Well I reached my target of £2,000 yesterday after my email out and my mum bullying her old ladies at lunch club to sponsor me! Of course this meant that I immediately had to increase my target to £2,500 because there is still 6 weeks to go and I have to look like I am doing something!
Downside - the 80's night I am organising was going from bad to worse with people who I thought were not only coming but selling tickets to all their friends telling me they could no longer make it. I have sent out numerous begging emails and approached people face to face but every knock back just feels like a personal "I can't be bothered because I don't like you enough to make the effort". Its probably an unfair feeling because the marathon and the fundraising has become such an important part of my life - other people are not going to place the same importance on it.
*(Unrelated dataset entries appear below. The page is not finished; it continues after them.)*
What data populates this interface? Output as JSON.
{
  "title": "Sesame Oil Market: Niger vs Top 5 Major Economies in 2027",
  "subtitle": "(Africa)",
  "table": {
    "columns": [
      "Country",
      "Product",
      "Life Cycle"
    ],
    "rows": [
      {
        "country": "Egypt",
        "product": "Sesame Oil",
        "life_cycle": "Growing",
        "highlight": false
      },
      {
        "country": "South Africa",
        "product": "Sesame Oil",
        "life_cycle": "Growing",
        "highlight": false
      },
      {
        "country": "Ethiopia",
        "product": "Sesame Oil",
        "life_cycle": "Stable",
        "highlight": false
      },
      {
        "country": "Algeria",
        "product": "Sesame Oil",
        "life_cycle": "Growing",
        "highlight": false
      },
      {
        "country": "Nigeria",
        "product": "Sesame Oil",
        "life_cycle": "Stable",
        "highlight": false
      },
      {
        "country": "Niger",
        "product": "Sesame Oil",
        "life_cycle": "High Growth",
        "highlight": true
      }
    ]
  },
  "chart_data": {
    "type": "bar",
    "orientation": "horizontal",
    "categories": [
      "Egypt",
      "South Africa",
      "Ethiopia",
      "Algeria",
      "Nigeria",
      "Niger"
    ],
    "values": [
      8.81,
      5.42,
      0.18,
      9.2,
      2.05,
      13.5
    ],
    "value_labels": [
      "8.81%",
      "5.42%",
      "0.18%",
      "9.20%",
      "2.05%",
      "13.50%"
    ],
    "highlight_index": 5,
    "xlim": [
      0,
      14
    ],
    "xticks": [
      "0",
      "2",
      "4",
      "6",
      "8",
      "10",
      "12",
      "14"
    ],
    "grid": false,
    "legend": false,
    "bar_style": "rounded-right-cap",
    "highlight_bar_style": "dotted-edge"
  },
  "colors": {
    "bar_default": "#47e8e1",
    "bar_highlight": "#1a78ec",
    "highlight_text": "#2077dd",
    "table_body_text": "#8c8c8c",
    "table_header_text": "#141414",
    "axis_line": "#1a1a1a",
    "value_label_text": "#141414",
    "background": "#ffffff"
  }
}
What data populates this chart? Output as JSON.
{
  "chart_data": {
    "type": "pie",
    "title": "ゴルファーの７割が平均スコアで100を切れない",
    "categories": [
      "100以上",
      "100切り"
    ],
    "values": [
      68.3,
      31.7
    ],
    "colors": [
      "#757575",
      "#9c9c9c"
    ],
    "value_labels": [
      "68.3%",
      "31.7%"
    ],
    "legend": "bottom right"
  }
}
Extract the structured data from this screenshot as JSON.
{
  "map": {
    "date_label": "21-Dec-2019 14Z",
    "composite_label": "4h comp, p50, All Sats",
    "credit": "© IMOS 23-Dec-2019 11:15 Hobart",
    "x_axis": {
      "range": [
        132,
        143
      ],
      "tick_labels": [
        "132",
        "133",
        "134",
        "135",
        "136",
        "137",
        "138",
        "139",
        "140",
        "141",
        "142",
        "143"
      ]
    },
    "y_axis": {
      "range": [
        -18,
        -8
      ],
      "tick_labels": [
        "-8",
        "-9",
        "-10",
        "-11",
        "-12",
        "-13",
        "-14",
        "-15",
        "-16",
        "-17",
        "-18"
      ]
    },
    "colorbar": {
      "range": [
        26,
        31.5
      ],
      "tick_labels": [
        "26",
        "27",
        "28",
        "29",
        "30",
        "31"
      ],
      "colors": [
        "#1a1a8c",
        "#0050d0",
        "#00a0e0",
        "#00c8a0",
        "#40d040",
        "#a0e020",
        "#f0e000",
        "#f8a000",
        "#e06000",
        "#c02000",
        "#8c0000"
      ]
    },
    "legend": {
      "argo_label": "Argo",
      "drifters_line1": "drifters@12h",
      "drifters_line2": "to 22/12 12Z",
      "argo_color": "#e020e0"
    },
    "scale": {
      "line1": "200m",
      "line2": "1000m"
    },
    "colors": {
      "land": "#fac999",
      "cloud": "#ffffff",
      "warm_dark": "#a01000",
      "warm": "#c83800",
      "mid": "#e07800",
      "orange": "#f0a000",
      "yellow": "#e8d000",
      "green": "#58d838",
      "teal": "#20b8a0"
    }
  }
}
So after more bad news on the ticket front I went to bed depressed made worse when my husband suggested that I should cancel it rather than face a church hall with 10 people in it! Thanks love - anymore supportive advice?
But this morning I got another email from a friend who is coming and bringing all her mates so the night is back on and I just need to sit down and work out who is actually coming and then get on with it!
I will never fundraise again!
I opened my emails today to find that I had been sponsored £52 by a fellow runner Krissy who is wonderful but who I have only met the once - admittedly we did get very drunk! I was so chuffed and emailed my marathon buddy Mandy to tell her about it and that I was only £17 short of reaching £1600 (the amount I guarenteed to raise for my charity)
Mandy then went to my justgiving site and sponsored me the other £17 to take me over my target by 1p! I love her!
Then one of my neighbours put an envelope with £10 in through my door for sponsorship as well. So a wonderful start to the day.
I have just sent out another begging email to various friends and family as it is pay day for most folks today or tomorrow. Nothing has boinged up yet but am hopeful that people will take pity on me and get me to £2000 before too much longer.
I also have a cake sale at school on the 13th March and an 80's disco on 15th March so pretty optomistic that £2k is reachable (is that even a word?)
Well I managed my first ever 18 mile run this week. I wish I could say it was a breeze but I found it quite hard and was very tired for the last 3 miles. Because I was achey and quite frankly a bit bored by this point I speeded up and ended up running the last few miles at a far faster pace than the first 15.
A beautiful run though in Windsor Great Park and I tried some new paths that I had never been on before - pity they were mainly hilly but I suppose it is good exercise.
Before I left my mum told me not to do too much - I did point out that as I was going out to run 18 miles it was a pointless thing to say - how much is too much?
I am fairly confident about the marathon just worried that I will go out too fast and not have anything left in the tank for the last few miles. I mean after the 18 miler did I have enough left to run another 8 miles? Not sure I did. Still I have another 7 weeks to train to make sure that I can.
7 weeks today - a rest week this week of 3 x 6 miles and then the following week we go up to 20 miles - my longest run ever - again!